Italy’s biggest insurer Generali is looking at small and medium-sized insurance companies in Europe to strengthen its presence in the region, it said on Tuesday.

Generali said in November it had up to 4 billion euros ($4.5 billion) for acquisitions and growth with a focus on asset management and other higher margin businesses but Chief Executive Philippe Donnet said he did not see big mergers in Europe in the insurance sector.

“We have capital and cash for acquisitions … we will look at opportunities in a very selective way to increase earnings per share and create value for shareholders,” Donnet, who has been CEO since 2016, said at a shareholder meeting.

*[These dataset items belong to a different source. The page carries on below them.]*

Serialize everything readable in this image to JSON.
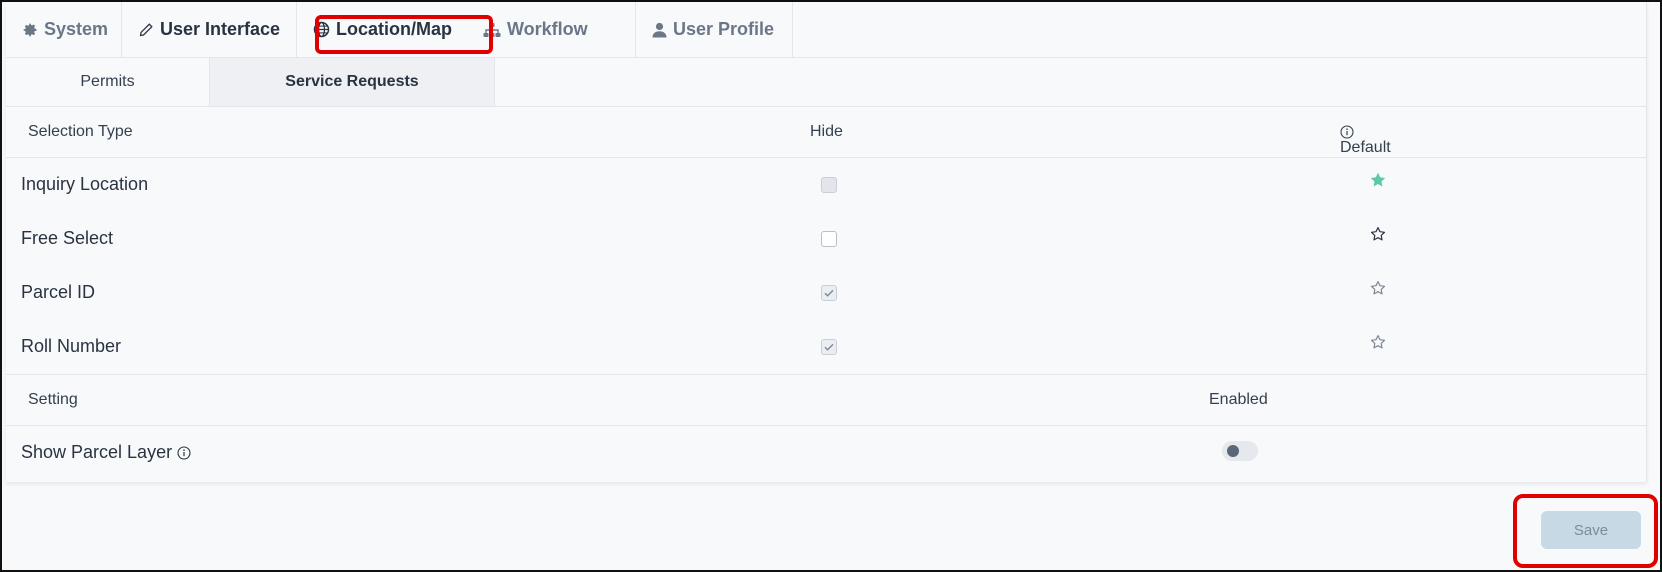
{
  "top_tabs": [
    {
      "label": "System",
      "icon": "gear-icon"
    },
    {
      "label": "User Interface",
      "icon": "pencil-icon"
    },
    {
      "label": "Location/Map",
      "icon": "globe-icon"
    },
    {
      "label": "Workflow",
      "icon": "sitemap-icon"
    },
    {
      "label": "User Profile",
      "icon": "user-icon"
    }
  ],
  "active_top_tab": "Location/Map",
  "sub_tabs": [
    {
      "label": "Permits"
    },
    {
      "label": "Service Requests"
    }
  ],
  "active_sub_tab": "Service Requests",
  "selection_table": {
    "headers": {
      "type": "Selection Type",
      "hide": "Hide",
      "default": "Default"
    },
    "rows": [
      {
        "label": "Inquiry Location",
        "hide": "unchecked-disabled",
        "default": "filled-star"
      },
      {
        "label": "Free Select",
        "hide": "unchecked",
        "default": "empty-star"
      },
      {
        "label": "Parcel ID",
        "hide": "checked-disabled",
        "default": "empty-star"
      },
      {
        "label": "Roll Number",
        "hide": "checked-disabled",
        "default": "empty-star"
      }
    ]
  },
  "settings_table": {
    "headers": {
      "setting": "Setting",
      "enabled": "Enabled"
    },
    "rows": [
      {
        "label": "Show Parcel Layer",
        "enabled": false
      }
    ]
  },
  "save_label": "Save",
  "colors": {
    "accent_star": "#5cc9a3",
    "highlight_box": "#e00000",
    "save_bg": "#c7d9e5"
  }
}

Generali in the past was rumored to be a potential target for larger rivals such as French insurer Axa or Swiss Zurich Insurance.

The insurer, whose biggest shareholder is Italian financial group Mediobanca, is 28.5 percent owned by Italian investors.

Donnet, reappointed CEO on Tuesday for another three years, said small and medium insurance companies in central and eastern Europe could be targets since they were struggling with complex regulation and a need to diversify their businesses.

“Earnings from the asset management business must grow, also through acquisitions,” he added.

In the past three years Generali has raised 1.5 billion euros from disposals, exiting a dozen non-strategic countries. It has also raised 1.9 billion euros from the sale of its German life insurance unit Generali Leben.

“We completed our disposals plan. Nothing else is on the table. If opportunities creating value for our shareholders arise, we will consider them,” Donnet said.